Enterprise IT requirements are demanding. Our solutions are expected to provide high throughput, continuous availability, and reliability. Further, in most IT ecosystems we often want to run long-lived queries on operational data for analytics and reporting purposes. When designing our solutions, we must ensure that any technology choices we make can underpin those critical enterprise requirements.

High throughput

To meet demanding graph workloads, Neo4j clusters allow work to be federated across a number of cooperating machines.

Figure 4.1. Throughput
througput

In a clustered environment, throughput goals (graph queries) can be met by allowing each machine to process a subset of the overall queries. This scheme also reduces latency as we can see by the (logical) queue length in the diagram above.

Continuous availability

A fundamental requirement for most enterprise-grade systems is high availability. That is, even in the presence of failures, the system continues to deliver its functionality to end users (humans or other computer systems).

Figure 4.2. Availability
availability

Neo4j’s clustering architecture is an automated solution for ensuring that Neo4j is continuously available. The premise is that we deploy redundancy into the cluster such that if failures occur they can be masked by the remaining live instances. In the case above a single failed instance does not cause the cluster to stop (though the throughput of the cluster may be lower).

Disaster recovery

Disaster recovery is the ability to recover from major service outages, greater than can be accommodated by the redundant capacity in a continuously available cluster. Typically these are manifested as data center outages, physical network severance, or even denial of service attacks that render large amounts of infrastructure inoperable.

Figure 4.3. Safety
safety

In these cases a disaster recovery strategy can define a failover datacenter along with a strategy for bringing services back online. Neo4j clustering can accommodate disaster recovery strategies that require very short-windows of downtime or low tolerances for data loss in disaster scenarios. By deploying a cluster instance to an alternate location, you have an active copy of your database up and available in your designated disaster recovery location that is up to date with the transactions executed against your operational database cluster.

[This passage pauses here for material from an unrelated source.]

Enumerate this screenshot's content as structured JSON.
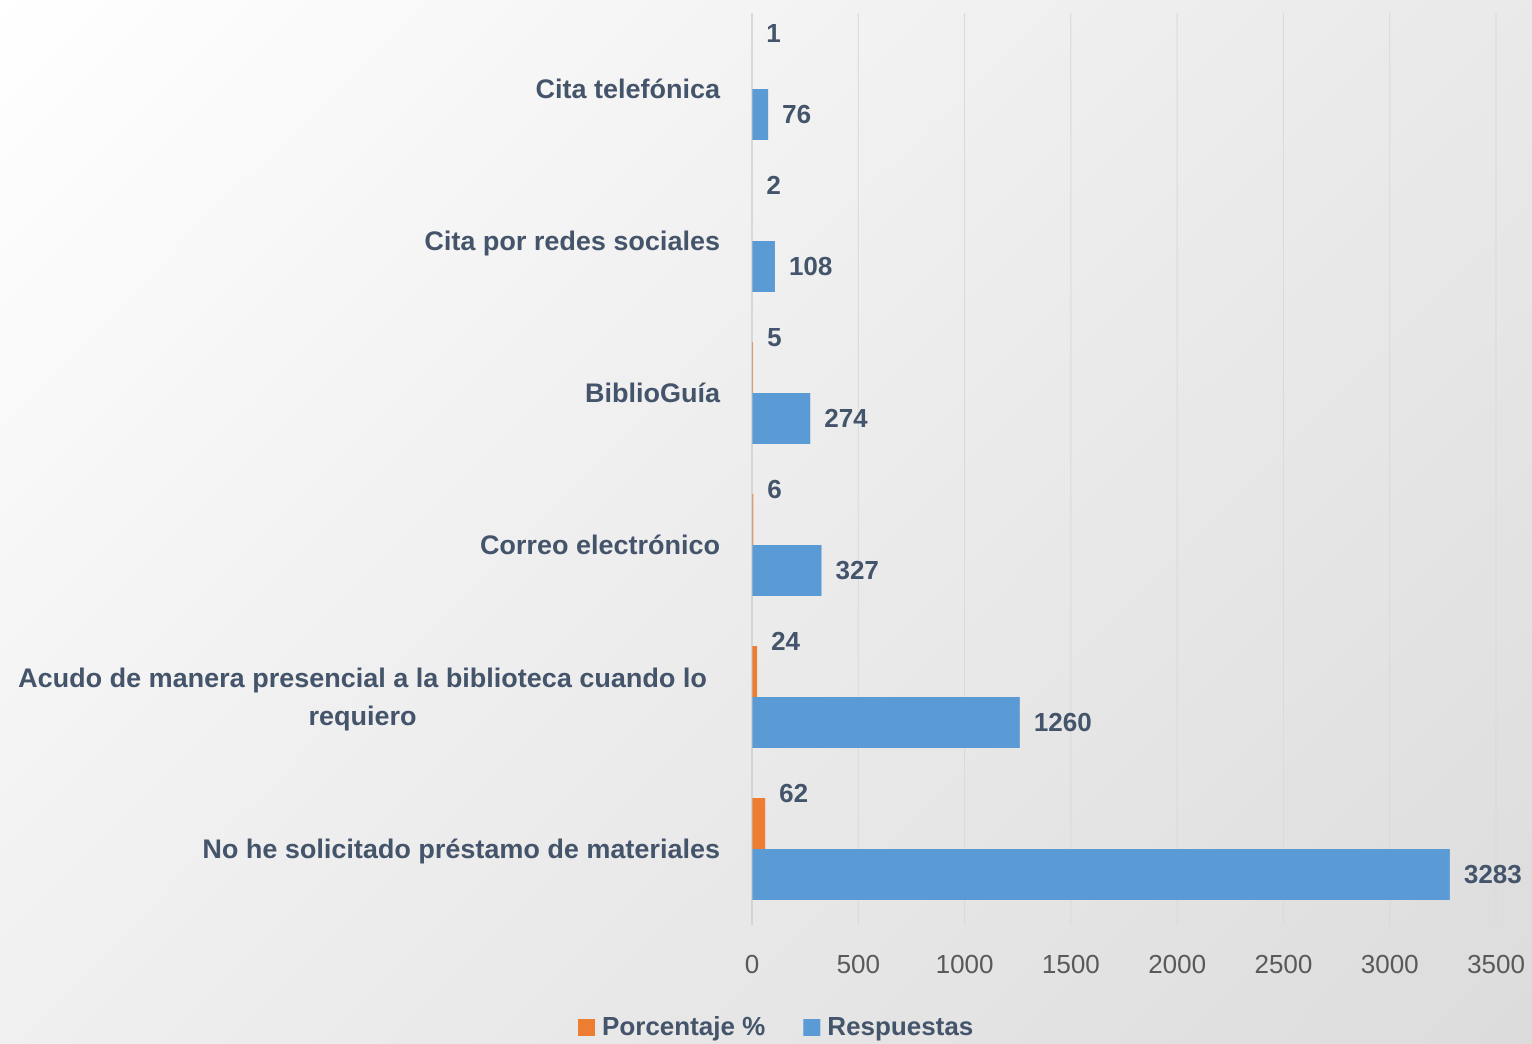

In anticipating a disaster recovery instance or instances we are helping to minimize downtime and ensure the safety of data. Given disaster recovery happens by definition at stressful and inconvenient times, having a well designed recovery scenario as part of the database cluster is a sensible plan, albeit one we hope to never action.

Analytics and reporting

Operational data is the lifeblood of our online processing systems. However other stakeholders in the enterprise require access to that data for their own business intelligence purposes. Analytics and reporting queries are often ad-hoc from the database’s perspective. Queries may be speculative or wide-ranging as new analyses are performed. This means the workload can be unpredictable and onerous. Such workloads risk upsetting the balance of work in the system leaving fewer resources available for the online workloads (e.g. customers). We must be amenable to servicing the needs of the analytics requests too. Fortunately Neo4j clustering can be used to provide separate instances entirely in support of query analytics, either from end users or from BI tools. As a consequence of being part of the cluster, the analytics instances are up to date and do not require any external ETL jobs or other complexity.